Fairbanks Mayor Jim Matherly said most restaurant owners he knows in town head to Sam's Club when they need condiments, coffee, liquor and nearly anything else.
Renna Hoener, owner of drive-thru coffee hut Forget Me Not Espresso in Fairbanks, said in an email she was scrambling all day Thursday to figure out where to get her products at comparable prices. Bob Burcell, co-owner of The Cookie Jar restaurant in town, said he'll feel the impact when he needs flour, sugar and canned milk.
"I'm left with two choices: Make a smaller cookie or raise the price," he said.
At Lavelle's Bistro, co-owner Frank Eagle said Sam's Club leaving will be a "major blow" to business.
"We're going to probably come down there and see you in Anchorage a little more often, take the van, fill it up at Costco," he said. He's not sure yet whether extra costs will get passed on to customers.
Lin, at Pagoda, said he'll need to order more supplies from Outside vendors.
Some, like Hoener, are hoping that Costco will swoop on the opportunity. Others are already prepared to turn to the internet for their needs.

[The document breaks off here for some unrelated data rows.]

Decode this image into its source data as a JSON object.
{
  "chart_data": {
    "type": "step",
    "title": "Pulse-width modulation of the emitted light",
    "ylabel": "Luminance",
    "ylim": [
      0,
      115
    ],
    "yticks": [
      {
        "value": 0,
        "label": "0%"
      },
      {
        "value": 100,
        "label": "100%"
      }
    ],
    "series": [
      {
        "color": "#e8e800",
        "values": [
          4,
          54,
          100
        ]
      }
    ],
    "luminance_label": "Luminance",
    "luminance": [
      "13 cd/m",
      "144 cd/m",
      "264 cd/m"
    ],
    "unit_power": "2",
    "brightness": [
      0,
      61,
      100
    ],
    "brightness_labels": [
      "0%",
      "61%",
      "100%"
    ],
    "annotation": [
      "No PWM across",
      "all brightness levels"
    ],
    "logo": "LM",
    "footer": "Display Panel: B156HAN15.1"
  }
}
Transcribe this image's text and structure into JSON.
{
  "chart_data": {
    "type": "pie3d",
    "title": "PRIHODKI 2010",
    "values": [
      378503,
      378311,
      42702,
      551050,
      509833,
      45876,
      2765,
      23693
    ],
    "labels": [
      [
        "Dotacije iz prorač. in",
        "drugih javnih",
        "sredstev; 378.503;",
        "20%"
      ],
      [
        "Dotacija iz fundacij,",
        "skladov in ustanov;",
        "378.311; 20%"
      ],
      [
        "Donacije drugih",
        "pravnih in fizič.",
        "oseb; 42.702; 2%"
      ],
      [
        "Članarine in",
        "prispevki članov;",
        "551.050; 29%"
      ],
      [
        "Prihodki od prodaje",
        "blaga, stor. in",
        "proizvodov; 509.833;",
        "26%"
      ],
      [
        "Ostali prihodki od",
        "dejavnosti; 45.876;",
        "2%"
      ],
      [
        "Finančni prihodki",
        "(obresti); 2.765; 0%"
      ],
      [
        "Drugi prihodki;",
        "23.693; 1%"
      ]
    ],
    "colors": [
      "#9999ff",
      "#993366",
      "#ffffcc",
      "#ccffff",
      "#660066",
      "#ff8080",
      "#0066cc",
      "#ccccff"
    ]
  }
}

Annie Gray lives in Fairbanks and has five kids. She uses Amazon Prime already but hasn't ordered groceries online before. Now, she said, maybe she'll be forced to because she's not going to depend on driving to Anchorage to shop.
"That's one of the biggest responses, 'Maybe Costco will come.' But in the meantime, I need toilet paper now," she said. "I can run to Safeway or Fred's, it's just going to be more inconvenient, and I'll have to pay more."